The managers of GCB Bank have moved to allay fears over the sustainability of its loan asset quality as measured by its Non-Performing Loans (NPLs) ratio in the 2021 fiscal year.

Despite the impressive growth in the bank’s assets value and a corresponding rise in its net profit, the state-owned lender saw its NPLs close the year at 15.98 percent; almost doubling the 8.71 percent recorded during the previous year and marginally higher than the industry average of 15.2 percent.

But in an interaction with key stakeholders when the bank took its turn at a Facts Behind the Figures session organised by the Ghana Stock Exchange (GSE), GCB Bank’s Managing Director, Kofi Adomakoh explained that the bank took the decision to impair its two most challenged facilities in the first half of 2021.

“We had two key accounts that had challenges due to the pandemic. These are project finance facilities in the hospitality industry and in the retail space, and due to the closure of the border and related issues, we could not go on the project as planned… by the time things eased up, cost-related challenges and other overruns had cropped up. We took the decision not to wait for things to get worse but to impair these facilities as we work with the promoters,” he explained.

The GCB MD added that the two facilities were fully provisioned for and the bank continues to work with the promoters to bring the projects to fruition and subsequently release the impairment provisions.

When both projects are discounted, however, the bank’s NPL ratio is about 13 percentage points lower, at around the three percent mark.

Touching on the bank’s exposure to further risky loans, particularly from its interactions with bulk-distributing companies (BDCs), Mr.

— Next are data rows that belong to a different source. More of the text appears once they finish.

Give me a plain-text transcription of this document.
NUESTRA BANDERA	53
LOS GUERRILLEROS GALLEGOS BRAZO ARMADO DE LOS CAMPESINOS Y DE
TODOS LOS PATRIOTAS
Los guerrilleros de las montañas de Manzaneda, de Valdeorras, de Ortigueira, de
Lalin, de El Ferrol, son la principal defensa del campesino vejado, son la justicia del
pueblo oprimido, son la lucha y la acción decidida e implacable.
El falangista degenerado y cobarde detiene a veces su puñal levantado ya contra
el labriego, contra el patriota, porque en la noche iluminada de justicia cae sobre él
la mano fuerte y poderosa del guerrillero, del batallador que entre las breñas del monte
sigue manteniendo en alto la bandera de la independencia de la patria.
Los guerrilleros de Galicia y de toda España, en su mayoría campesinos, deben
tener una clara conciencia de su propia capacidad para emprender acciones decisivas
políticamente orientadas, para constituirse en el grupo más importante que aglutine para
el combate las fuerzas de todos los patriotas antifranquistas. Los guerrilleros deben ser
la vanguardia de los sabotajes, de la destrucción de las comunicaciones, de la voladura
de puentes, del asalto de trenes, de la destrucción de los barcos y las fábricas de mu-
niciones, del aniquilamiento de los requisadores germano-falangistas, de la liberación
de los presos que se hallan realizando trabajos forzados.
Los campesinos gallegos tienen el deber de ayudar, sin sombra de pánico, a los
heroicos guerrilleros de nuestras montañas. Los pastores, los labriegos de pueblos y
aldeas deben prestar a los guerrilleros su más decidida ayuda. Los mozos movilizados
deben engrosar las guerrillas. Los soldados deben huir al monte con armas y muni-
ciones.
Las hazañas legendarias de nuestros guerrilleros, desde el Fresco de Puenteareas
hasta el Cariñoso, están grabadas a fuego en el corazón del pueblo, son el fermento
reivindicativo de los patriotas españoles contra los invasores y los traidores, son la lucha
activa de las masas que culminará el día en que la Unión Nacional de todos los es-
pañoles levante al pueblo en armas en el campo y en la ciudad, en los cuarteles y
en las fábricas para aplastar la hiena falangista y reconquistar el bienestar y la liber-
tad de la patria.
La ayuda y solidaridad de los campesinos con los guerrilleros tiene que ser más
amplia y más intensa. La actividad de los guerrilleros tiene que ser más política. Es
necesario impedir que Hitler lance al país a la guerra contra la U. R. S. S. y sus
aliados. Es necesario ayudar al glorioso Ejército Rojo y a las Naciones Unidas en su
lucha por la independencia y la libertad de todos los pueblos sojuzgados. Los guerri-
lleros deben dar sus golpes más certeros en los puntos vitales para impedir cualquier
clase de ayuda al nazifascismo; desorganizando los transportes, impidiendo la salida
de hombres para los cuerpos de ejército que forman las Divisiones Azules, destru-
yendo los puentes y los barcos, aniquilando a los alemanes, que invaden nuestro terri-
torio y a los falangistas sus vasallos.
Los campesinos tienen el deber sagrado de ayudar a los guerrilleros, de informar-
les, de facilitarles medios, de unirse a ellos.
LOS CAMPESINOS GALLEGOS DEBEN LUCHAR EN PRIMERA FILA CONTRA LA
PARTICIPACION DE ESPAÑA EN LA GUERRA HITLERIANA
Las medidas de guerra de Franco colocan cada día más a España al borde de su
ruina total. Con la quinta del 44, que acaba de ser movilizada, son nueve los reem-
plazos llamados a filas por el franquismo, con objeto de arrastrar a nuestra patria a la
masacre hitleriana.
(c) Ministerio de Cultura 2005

Adomakoh stated that despite an appreciable level of business, the possibility of loan defaults by the oil distributors was almost non-existent, as the bank had structured the facilities with the highest risk assessment standards.

On his part, Deputy Managing Director of GCB Bank, Socrates Afram said despite the unfavourable macroeconomic conditions, the bank will treat loan applications on a case-by-case basis and promised it will remain inclined to grant facilities to customers with bankable projects.

G-Money

 A crucial tool in digitalisation drive, GCB said its G-Money platform now has 2.2 million registered customers, up from 1.4 million in 2020, with corresponding agents growing from 16,000 to 25,000 year-on-year.

The bank also indicated that it will be participating in the Ghana Pay platform, an industry-wide collaboration for mobile wallets.

On how this ties into the future of its G-Money platform, it said, “The way we see G-Money is that it plugs into a wider ecosystem strategy. It is just one solution and wherever our customers need solutions, we will provide them. At the same time, we will roll out unique offerings through G-Money.”

GCB Bank seeks to cement its position as the lead bank in the retail segment and grow its share of the market in corporate banking, its MD disclosed.

The Managing Director of the GSE, Ekow Afedzie commended GCB Bank for its performance druing the cause of the year and expressed belief that the information-sharing session will reflect on the share price of the bank.

GCB is currently trading at GH¢5.12, down 2.29 percent year-to-date, despite posting an operating income growth of GH¢2.3 billion in 2021 and a Price-to-Earning Ratio of 2.37.